Frank Norris was a member of the Fraternity of Phi Gamma Delta while studying at the University of California, Berkeley. He was also among the founders of the University's Skull & Keys society.
Frank Norris's McTeague shocked much of its original audience with its frank and graphic depictions of violence and degradation, and other commentators complained of the melodramatic conclusion. While admitting that some readers would judge its subject unpleasant and its central characters contemptible, John D. Barry, writing in a review in Literary World, remarked that "every figure is perfectly realized; every episode has its significance." Continuing, Barry called the work a "volume which seems to me worthy to rank among the few great novels produced in this country," and he accorded high praise to "its profound insight into character; its shrewd humor; its brilliant massing of significant detail, and […] its dramatic force."
Writing in 1911, the critic Frederic Taber Cooper asserted that "McTeague does not begin to show the breadth of purpose or the technical skill of The Octopus or The Pit; yet there are times when one is tempted to award it a higher place for all-around excellence.
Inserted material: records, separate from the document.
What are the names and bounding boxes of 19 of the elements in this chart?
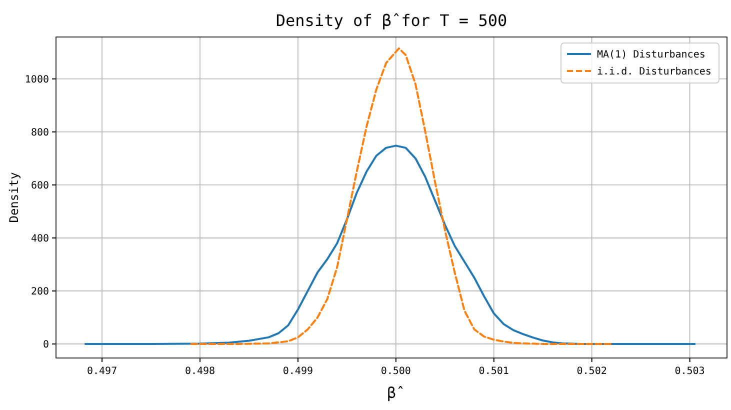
line-series <box>84 144 696 345</box>
x-tick-label: 0.497 <box>86 366 118 377</box>
x-tick-label: 0.502 <box>576 366 607 377</box>
x-axis-title: β̂ <box>386 384 404 402</box>
y-tick-label: 400 <box>30 233 49 244</box>
x-tick-label: 0.498 <box>184 366 216 377</box>
legend-label: MA(1) Disturbances <box>597 50 706 60</box>
y-tick-label: 1000 <box>24 74 49 86</box>
legend-label: i.i.d. Disturbances <box>597 66 712 78</box>
y-tick-label: 0 <box>42 339 49 350</box>
chart-title: Density of β̂ for T = 500 <box>276 11 508 30</box>
x-tick-label: 0.499 <box>282 366 314 377</box>
x-tick-label: 0.500 <box>380 366 411 377</box>
y-tick-label: 600 <box>30 180 49 192</box>
y-tick-label: 200 <box>30 286 49 298</box>
y-tick-label: 800 <box>30 127 49 138</box>
x-tick-label: 0.501 <box>478 366 509 377</box>
x-tick-label: 0.503 <box>674 366 705 377</box>
y-axis-title: Density <box>7 172 21 223</box>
There is a better balance between the central theme and the individual characters, – or to state it differently, between the underlying ethics and the so-called human interest. If Norris had never written another book, he would still have lived in McTeague."
Physical Characteristics: Frank Norris died of peritonitis three years after an operation for appendicitis.
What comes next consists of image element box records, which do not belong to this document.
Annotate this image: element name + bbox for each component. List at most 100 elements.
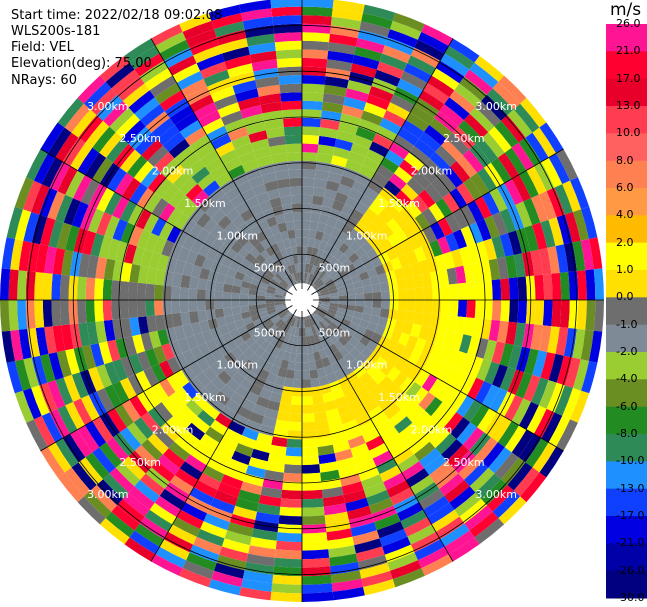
velocity-bin <box>496 320 509 344</box>
velocity-bin <box>367 179 384 195</box>
velocity-bin <box>133 417 154 440</box>
velocity-bin <box>492 81 521 110</box>
velocity-bin <box>341 105 364 119</box>
velocity-bin <box>266 188 281 200</box>
velocity-bin <box>324 314 334 322</box>
velocity-bin <box>120 149 142 173</box>
velocity-bin <box>283 277 291 286</box>
velocity-bin <box>326 324 336 334</box>
velocity-bin <box>188 276 200 289</box>
velocity-bin <box>283 266 291 276</box>
velocity-bin <box>249 309 259 317</box>
velocity-bin <box>488 126 512 153</box>
velocity-bin <box>272 574 302 585</box>
velocity-bin <box>162 448 185 469</box>
velocity-bin <box>22 180 42 212</box>
velocity-bin <box>475 437 498 462</box>
velocity-bin <box>104 384 122 409</box>
velocity-bin <box>181 365 197 382</box>
colorbar-tick-label: 1.0 <box>616 263 634 276</box>
velocity-bin <box>198 342 211 357</box>
velocity-bin <box>266 400 281 412</box>
velocity-bin <box>404 152 424 171</box>
velocity-bin <box>511 142 534 171</box>
velocity-bin <box>129 182 148 205</box>
velocity-bin <box>273 232 283 244</box>
velocity-bin <box>298 327 302 337</box>
velocity-bin <box>160 421 181 442</box>
velocity-bin <box>196 300 206 311</box>
velocity-bin <box>285 275 293 285</box>
velocity-bin <box>206 457 228 475</box>
velocity-bin <box>280 268 288 278</box>
velocity-bin <box>276 285 286 293</box>
velocity-bin <box>230 358 244 372</box>
velocity-bin <box>71 109 97 138</box>
velocity-bin <box>179 404 198 423</box>
velocity-bin <box>302 15 332 26</box>
velocity-bin <box>452 370 469 392</box>
velocity-bin <box>551 272 562 300</box>
velocity-bin <box>249 247 261 259</box>
velocity-bin <box>328 42 356 55</box>
velocity-bin <box>488 258 501 281</box>
velocity-bin <box>459 334 472 354</box>
velocity-bin <box>151 118 175 140</box>
velocity-bin <box>413 337 427 354</box>
velocity-bin <box>376 164 394 181</box>
velocity-bin <box>285 369 295 379</box>
velocity-bin <box>128 90 155 114</box>
velocity-bin <box>302 203 313 213</box>
velocity-bin <box>191 416 210 434</box>
velocity-bin <box>18 240 32 272</box>
velocity-bin <box>103 258 116 281</box>
velocity-bin <box>405 468 430 488</box>
velocity-bin <box>477 408 497 433</box>
velocity-bin <box>274 213 286 225</box>
velocity-bin <box>518 433 542 463</box>
velocity-bin <box>291 396 302 406</box>
velocity-bin <box>348 188 364 202</box>
velocity-bin <box>414 441 436 462</box>
velocity-bin <box>501 457 526 485</box>
velocity-bin <box>302 220 311 230</box>
velocity-bin <box>243 228 256 241</box>
velocity-bin <box>353 311 363 320</box>
velocity-bin <box>348 359 361 372</box>
velocity-bin <box>316 268 324 278</box>
velocity-bin <box>210 223 224 239</box>
velocity-bin <box>338 465 359 479</box>
velocity-bin <box>576 300 587 330</box>
velocity-bin <box>369 275 380 286</box>
velocity-bin <box>223 221 238 236</box>
velocity-bin <box>329 321 339 331</box>
velocity-bin <box>452 351 468 371</box>
velocity-bin <box>307 326 314 336</box>
velocity-bin <box>122 120 146 144</box>
velocity-bin <box>424 454 447 476</box>
velocity-bin <box>8 269 19 300</box>
velocity-bin <box>526 405 547 434</box>
velocity-bin <box>92 126 116 153</box>
velocity-bin <box>185 183 203 201</box>
velocity-bin <box>294 229 302 238</box>
velocity-bin <box>377 272 389 284</box>
velocity-bin <box>71 201 89 228</box>
colorbar-tick-label: 17.0 <box>616 71 641 85</box>
velocity-bin <box>313 333 321 343</box>
velocity-bin <box>248 411 265 425</box>
velocity-bin <box>310 212 321 223</box>
velocity-bin <box>260 314 271 323</box>
velocity-bin <box>329 380 342 392</box>
velocity-bin <box>464 69 493 95</box>
velocity-bin <box>280 248 288 259</box>
velocity-bin <box>376 125 398 143</box>
velocity-bin <box>539 446 564 478</box>
velocity-bin <box>85 277 96 300</box>
velocity-bin <box>397 502 423 522</box>
velocity-bin <box>70 142 93 171</box>
velocity-bin <box>31 184 50 215</box>
colorbar-cell <box>606 24 647 52</box>
velocity-bin <box>329 553 358 567</box>
velocity-bin <box>467 200 485 223</box>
Quotes from others about the person
"Norris believed that human behavior could largely be understood in terms of the impact of heredity, environment, and the pressure of circumstance, and that free will or the ability to make choices was limited. What also interested him, in turn, was how such beliefs might affect individuals and/or how such theories might be enlisted to account for the abnormal or pathological in human behavior." Karen F. Jacobson
"What Norris has done in McTeague is to preserve the physical characteristics of an important era in human affairs – the period immediately before the electrification of the city established the distinctive quality of twentieth-century domestic life." John Dudley, literary critic
"His inside knowledge of the leisure class.… made it possible for him to escape the effects of the kind of impoverished childhood suffered by many 'realistic' and 'naturalistic' novelists who could not speak without envy or rancor of conditions Norris took for granted. While many writers have studied this Society, few have been able to give an intimate insight into the raw, unsophisticated ruthlessness that motivated 'conspicuous consumption." Warren French
Frank Norris married Jeanette Black on February 12, 1899. The family produced a daughter Jeannette Williamson.
Norris had also a son named Charles Norris.